Lombada dos Esmeraldos (IX) – As Instituições Vinculares

João Esmeraldo, nobre de origem, com foros de fidalguia confirmados pelo rei de Portugal, senhor abastado de extensos domínios territoriais, quis transmitir esses direitos e regalias aos seus descendentes e assegurar-lhes a perpetuidade dos títulos e bens de fortuna de que largamente usufruía.
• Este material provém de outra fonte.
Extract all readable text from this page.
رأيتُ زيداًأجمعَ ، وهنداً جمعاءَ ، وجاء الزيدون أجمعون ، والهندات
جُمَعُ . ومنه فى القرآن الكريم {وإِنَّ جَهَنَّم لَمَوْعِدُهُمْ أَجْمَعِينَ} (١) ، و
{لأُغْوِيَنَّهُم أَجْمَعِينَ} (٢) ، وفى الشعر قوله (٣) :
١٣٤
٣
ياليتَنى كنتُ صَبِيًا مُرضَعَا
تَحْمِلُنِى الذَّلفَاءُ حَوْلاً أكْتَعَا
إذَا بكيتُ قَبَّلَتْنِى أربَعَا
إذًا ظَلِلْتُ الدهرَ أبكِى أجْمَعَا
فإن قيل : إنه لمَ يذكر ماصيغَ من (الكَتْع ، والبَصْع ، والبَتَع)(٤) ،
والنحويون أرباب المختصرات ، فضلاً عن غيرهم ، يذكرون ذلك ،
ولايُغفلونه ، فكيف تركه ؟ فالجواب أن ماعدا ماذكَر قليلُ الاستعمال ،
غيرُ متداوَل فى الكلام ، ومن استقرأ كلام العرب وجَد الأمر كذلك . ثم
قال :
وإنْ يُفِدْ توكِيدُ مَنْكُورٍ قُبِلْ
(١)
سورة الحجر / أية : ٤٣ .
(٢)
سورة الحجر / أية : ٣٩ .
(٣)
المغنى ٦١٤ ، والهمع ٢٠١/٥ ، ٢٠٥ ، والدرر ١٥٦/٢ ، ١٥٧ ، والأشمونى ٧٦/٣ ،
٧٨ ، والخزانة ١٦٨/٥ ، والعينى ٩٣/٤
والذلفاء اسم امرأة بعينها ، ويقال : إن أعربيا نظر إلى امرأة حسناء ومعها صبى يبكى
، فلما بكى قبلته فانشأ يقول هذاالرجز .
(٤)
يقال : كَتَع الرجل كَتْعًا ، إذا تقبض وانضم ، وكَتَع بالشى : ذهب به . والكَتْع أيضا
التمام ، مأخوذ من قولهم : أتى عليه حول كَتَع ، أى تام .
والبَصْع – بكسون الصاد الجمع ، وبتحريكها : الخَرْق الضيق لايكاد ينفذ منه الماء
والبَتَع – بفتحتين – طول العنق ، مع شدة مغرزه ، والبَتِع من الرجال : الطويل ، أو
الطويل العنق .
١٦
As instituições vinculares, com a intacta transmissão de haveres inalienáveis em sucessivos administradores e entre membros da mesma família, perpetuavam os nomes dos seus fundadores e permitiam manter com prestígio e por vezes com brilho os privilégios e honrarias inerentes a essas instituições, tão ambicionadas na época e que gozavam da maior consideração social, ainda mesmo acima da virtude, do saber, do talento e da riqueza.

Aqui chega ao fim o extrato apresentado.